Le contexte d’usage, un facteur sous-estimé
Le risque de symptômes psychotiques ou maniaques ne concernerait, selon une vaste étude longitudinale, que les personnes ayant consommé des psychédéliques dans un cadre illégal.
Légal ou illégal, une différence déterminante
Une étude longitudinale menée par Simonsson auprès de près de 22 000 résidents américains apporte un éclairage complémentaire déterminant 5. Parmi les 505 participants ayant consommé des psychédéliques pendant la période de suivi, l’aggravation des symptômes psychotiques et maniaques n’a été observée que chez ceux ayant pris la substance dans un cadre illégal. Chez les personnes ayant utilisé des psychédéliques dans un cadre légal, aucune hausse comparable des symptômes n’a été constatée. Cette distinction suggère que le contexte de la prise, à savoir l’encadrement médical, la préparation psychologique et la pureté du produit, pèserait au moins autant que la substance elle-même dans la survenue de complications.
La fréquence d’usage et l’expérience vécue comptent aussi
L’étude révèle également une relation liée à la fréquence d’usage : plus une personne consomme de psychédéliques au cours de la période étudiée, plus l’aggravation des symptômes psychotiques tend à être marquée, en particulier lorsque l’expérience vécue a été difficile ou déstabilisante. Pour les symptômes maniaques, un autre facteur entre en jeu : les personnes ayant elles-mêmes un antécédent de schizophrénie ou de trouble bipolaire de type I (la forme la plus sévère, marquée par des épisodes maniaques complets) rapportent une hausse plus importante, tout comme celles ayant vécu une expérience de prise de conscience intense pendant la séance. Ce dernier point est contre-intuitif : une expérience jugée positive et riche en enseignements peut, chez certains profils vulnérables, s’accompagner d’une hausse des symptômes maniaques plutôt que d’un simple mieux-être. Ces résultats dessinent un risque à plusieurs facettes, où la fréquence, le contexte légal et le vécu subjectif comptent tout autant que le diagnostic psychiatrique de départ. Face à cette complexité, plusieurs chercheurs commencent à proposer des alternatives à l’exclusion automatique, fondées sur une évaluation individuelle du risque plutôt que sur un simple diagnostic.

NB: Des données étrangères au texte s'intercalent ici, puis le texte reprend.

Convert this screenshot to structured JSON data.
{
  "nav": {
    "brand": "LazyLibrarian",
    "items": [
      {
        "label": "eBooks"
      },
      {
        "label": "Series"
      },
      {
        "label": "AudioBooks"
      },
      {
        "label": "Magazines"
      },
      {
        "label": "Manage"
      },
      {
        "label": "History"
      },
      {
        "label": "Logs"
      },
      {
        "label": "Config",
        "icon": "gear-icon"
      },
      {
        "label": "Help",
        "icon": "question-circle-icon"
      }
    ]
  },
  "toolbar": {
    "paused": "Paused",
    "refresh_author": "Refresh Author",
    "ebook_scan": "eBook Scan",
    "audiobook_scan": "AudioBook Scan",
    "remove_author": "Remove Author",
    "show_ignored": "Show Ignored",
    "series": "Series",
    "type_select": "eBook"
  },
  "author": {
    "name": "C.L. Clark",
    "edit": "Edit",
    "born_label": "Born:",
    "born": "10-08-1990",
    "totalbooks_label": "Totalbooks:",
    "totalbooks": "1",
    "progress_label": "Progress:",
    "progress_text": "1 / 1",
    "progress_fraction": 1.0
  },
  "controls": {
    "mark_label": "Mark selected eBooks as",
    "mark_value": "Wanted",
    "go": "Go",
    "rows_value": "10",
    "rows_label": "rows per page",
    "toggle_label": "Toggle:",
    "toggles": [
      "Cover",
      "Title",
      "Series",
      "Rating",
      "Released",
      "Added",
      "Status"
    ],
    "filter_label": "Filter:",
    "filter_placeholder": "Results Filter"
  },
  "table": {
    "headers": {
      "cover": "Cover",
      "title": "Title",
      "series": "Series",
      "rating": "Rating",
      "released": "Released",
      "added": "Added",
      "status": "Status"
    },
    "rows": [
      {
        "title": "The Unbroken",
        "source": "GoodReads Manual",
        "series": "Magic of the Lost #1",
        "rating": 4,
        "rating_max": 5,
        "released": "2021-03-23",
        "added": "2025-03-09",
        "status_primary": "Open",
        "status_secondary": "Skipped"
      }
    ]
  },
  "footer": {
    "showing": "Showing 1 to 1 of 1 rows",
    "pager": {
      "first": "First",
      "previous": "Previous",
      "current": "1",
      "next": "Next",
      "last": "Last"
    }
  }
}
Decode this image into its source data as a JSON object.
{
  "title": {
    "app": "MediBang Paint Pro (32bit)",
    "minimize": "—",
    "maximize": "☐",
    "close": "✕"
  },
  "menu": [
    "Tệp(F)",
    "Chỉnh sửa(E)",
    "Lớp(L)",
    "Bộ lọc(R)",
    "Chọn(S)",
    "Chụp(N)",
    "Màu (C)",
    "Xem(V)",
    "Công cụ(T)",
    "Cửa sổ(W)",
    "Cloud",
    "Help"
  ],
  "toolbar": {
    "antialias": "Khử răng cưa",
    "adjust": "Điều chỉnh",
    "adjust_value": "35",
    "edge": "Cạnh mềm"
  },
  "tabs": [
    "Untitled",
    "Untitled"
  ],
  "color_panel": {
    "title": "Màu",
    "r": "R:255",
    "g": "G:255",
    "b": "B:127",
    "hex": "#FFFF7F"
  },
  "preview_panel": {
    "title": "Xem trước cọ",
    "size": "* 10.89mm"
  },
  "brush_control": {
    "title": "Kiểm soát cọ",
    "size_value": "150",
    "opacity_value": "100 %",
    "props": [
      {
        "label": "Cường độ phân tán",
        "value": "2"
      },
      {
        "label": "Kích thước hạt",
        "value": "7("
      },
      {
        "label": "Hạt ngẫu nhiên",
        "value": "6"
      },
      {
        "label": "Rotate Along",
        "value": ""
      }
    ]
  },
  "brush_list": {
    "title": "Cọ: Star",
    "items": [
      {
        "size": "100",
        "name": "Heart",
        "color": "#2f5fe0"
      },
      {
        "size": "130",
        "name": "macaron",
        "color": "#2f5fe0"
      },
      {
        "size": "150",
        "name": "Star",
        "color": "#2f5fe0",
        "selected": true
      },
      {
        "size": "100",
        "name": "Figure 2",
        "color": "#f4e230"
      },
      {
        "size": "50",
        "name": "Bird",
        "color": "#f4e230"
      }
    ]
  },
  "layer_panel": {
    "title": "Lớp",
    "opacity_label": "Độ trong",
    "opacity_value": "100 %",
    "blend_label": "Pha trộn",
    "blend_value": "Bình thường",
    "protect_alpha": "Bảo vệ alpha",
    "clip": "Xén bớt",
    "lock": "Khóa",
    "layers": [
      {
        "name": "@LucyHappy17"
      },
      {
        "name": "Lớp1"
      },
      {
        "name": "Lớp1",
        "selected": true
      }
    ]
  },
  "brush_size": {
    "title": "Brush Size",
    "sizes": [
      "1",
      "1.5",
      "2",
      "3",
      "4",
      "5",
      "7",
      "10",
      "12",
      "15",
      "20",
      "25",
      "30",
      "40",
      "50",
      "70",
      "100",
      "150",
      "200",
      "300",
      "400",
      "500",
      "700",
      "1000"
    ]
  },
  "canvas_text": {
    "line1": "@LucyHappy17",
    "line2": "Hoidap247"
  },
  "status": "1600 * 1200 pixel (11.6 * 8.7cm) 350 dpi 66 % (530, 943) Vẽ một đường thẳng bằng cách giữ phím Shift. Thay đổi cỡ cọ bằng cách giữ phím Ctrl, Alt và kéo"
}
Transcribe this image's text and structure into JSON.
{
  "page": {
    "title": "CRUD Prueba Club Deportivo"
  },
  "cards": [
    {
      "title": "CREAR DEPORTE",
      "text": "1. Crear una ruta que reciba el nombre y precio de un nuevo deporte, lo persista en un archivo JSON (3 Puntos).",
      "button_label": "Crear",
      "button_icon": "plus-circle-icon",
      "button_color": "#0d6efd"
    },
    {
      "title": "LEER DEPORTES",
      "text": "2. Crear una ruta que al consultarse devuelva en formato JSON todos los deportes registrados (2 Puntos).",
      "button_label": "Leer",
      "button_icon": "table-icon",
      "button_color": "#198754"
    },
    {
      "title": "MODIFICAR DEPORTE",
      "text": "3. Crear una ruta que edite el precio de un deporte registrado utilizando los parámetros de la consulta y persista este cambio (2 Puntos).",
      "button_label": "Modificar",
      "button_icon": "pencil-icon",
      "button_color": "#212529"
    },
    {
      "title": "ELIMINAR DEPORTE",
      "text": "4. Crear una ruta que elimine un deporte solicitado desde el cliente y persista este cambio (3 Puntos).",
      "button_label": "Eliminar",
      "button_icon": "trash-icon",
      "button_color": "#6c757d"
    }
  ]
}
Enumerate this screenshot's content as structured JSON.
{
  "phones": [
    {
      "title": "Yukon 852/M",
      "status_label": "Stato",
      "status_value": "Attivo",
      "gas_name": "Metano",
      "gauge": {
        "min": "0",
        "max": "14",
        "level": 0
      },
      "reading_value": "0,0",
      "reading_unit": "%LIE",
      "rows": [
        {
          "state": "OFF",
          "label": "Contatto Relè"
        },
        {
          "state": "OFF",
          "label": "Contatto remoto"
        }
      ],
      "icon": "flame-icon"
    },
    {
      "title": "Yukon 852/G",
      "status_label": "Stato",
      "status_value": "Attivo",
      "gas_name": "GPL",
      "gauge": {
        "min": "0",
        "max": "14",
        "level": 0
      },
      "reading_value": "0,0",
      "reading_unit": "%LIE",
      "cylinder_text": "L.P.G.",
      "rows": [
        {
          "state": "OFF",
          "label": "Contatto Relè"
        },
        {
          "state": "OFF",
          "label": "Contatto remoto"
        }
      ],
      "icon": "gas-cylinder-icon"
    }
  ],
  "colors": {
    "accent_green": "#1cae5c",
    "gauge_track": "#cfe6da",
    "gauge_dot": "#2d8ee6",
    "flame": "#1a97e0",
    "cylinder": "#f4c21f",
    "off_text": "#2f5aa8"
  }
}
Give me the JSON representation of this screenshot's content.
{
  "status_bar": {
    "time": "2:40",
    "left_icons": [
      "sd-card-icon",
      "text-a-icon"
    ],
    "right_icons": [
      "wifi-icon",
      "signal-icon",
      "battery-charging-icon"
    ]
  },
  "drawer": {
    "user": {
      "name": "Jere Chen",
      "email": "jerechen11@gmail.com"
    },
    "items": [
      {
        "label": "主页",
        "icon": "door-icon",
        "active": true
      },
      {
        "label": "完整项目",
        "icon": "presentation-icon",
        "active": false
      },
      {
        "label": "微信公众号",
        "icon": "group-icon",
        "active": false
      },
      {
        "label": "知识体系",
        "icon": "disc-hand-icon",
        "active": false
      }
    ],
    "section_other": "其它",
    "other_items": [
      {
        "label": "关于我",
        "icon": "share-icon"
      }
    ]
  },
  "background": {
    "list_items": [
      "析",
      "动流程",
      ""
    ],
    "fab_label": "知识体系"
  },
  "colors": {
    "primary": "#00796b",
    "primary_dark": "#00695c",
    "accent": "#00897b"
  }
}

Une évaluation individualisée plutôt qu’une exclusion systématique
Plutôt que d’exclure automatiquement les personnes ayant un parent atteint de trouble bipolaire, certains chercheurs proposent d’évaluer le risque de chaque candidat au cas par cas.
Un outil de stratification du risque proposé pour le trouble bipolaire
Face à ces résultats nuancés, Downey et son équipe proposent une alternative concrète à l’exclusion uniforme des personnes ayant un antécédent familial de trouble bipolaire 1. Plutôt que d’écarter systématiquement tout candidat ayant un parent atteint, l’outil qu’ils suggèrent prend en compte plusieurs critères. Le degré de parenté avec le proche concerné compte d’abord : un parent au premier degré, comme un père ou une mère, transmet un risque bien plus élevé qu’un parent plus éloigné. Le type de trouble bipolaire diagnostiqué chez ce proche et l’âge auquel ses premiers symptômes sont apparus entrent aussi en ligne de compte. Un parent de premier degré atteint multiplie par environ 10 le risque de développer soi-même un trouble bipolaire, un facteur qui grimpe encore lorsque plusieurs membres de la famille sont concernés. À l’inverse, un antécédent chez un parent plus éloigné, ou une forme moins sévère du trouble, pèserait beaucoup moins lourd dans la balance.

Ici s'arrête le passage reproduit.